Diabetes might be prevented with early detection

Sarah Avery - The (Raleigh) News & Observer

January 04, 2011 07:17 AM

RALEIGH — Joe Gosselin of Raleigh is working hard to avoid becoming one of the 643,000 people in North Carolina with diabetes.

Three years ago when Gosselin was 61, his doctor at SAS, where he works as a computer programmer, told him he was overweight and pre-diabetic. The condition, marked by elevated levels of sugar in the blood, afflicts tens of millions of adults in the U.S., including an estimated 376,000 in North Carolina.

It is among the leading lethal consequences of obesity.

Gosselin, who weighed 230 pounds at 5 feet 10 inches tall, was grateful for the early warning of trouble ahead. Actually, research shows, a lot had already gone wrong inside his body over a long time, although scientists are only beginning to understand and identify some of the earliest indications of problems.

Researchers in North Carolina and elsewhere hope that earlier detection of type 2 diabetes could save lives and money. In North Carolina alone, the disease leads to 8,400 deaths a year and $5.3 billion in medical expenses. Especially at the stage of Gosselin's high blood sugar, diet and exercise can restore health.

As they delve into the origins of diabetes, scientists at UNC-Chapel Hill, Duke University and East Carolina University are following different paths, forging beyond the starches and sugars most often considered the bad actors in diabetes. Instead, they are finding that gobs of fats and proteins appear to instigate many of the early cellular malfunctions associated with diabetes, particularly when combined with little or no exercise.
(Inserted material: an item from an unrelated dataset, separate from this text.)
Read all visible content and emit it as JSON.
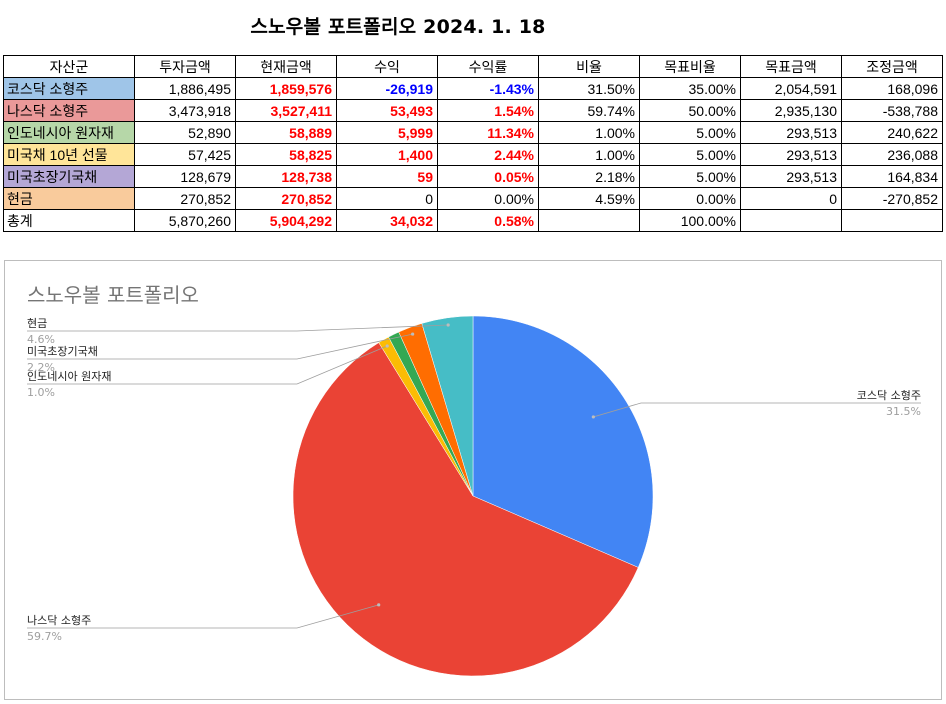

The problem is excess. Even in the Atkins diet, which emphasizes eating fats and proteins over carbohydrates, calories are restricted. So a day that starts with sausage biscuits, includes a biggie burger and fries for lunch and ends with a big plate of lasagna for dinner would need to be accompanied by a similarly huge amount of exercise to balance out.

"We're living sedentary lifestyles, eating Western diets high in fat and animal protein, and it's the worst combination of things," said Dr. Svati Shah, a cardiologist at Duke who is examining early markers that signal distress in the metabolic system. "That could be explaining some of the explosion of diabetes in America."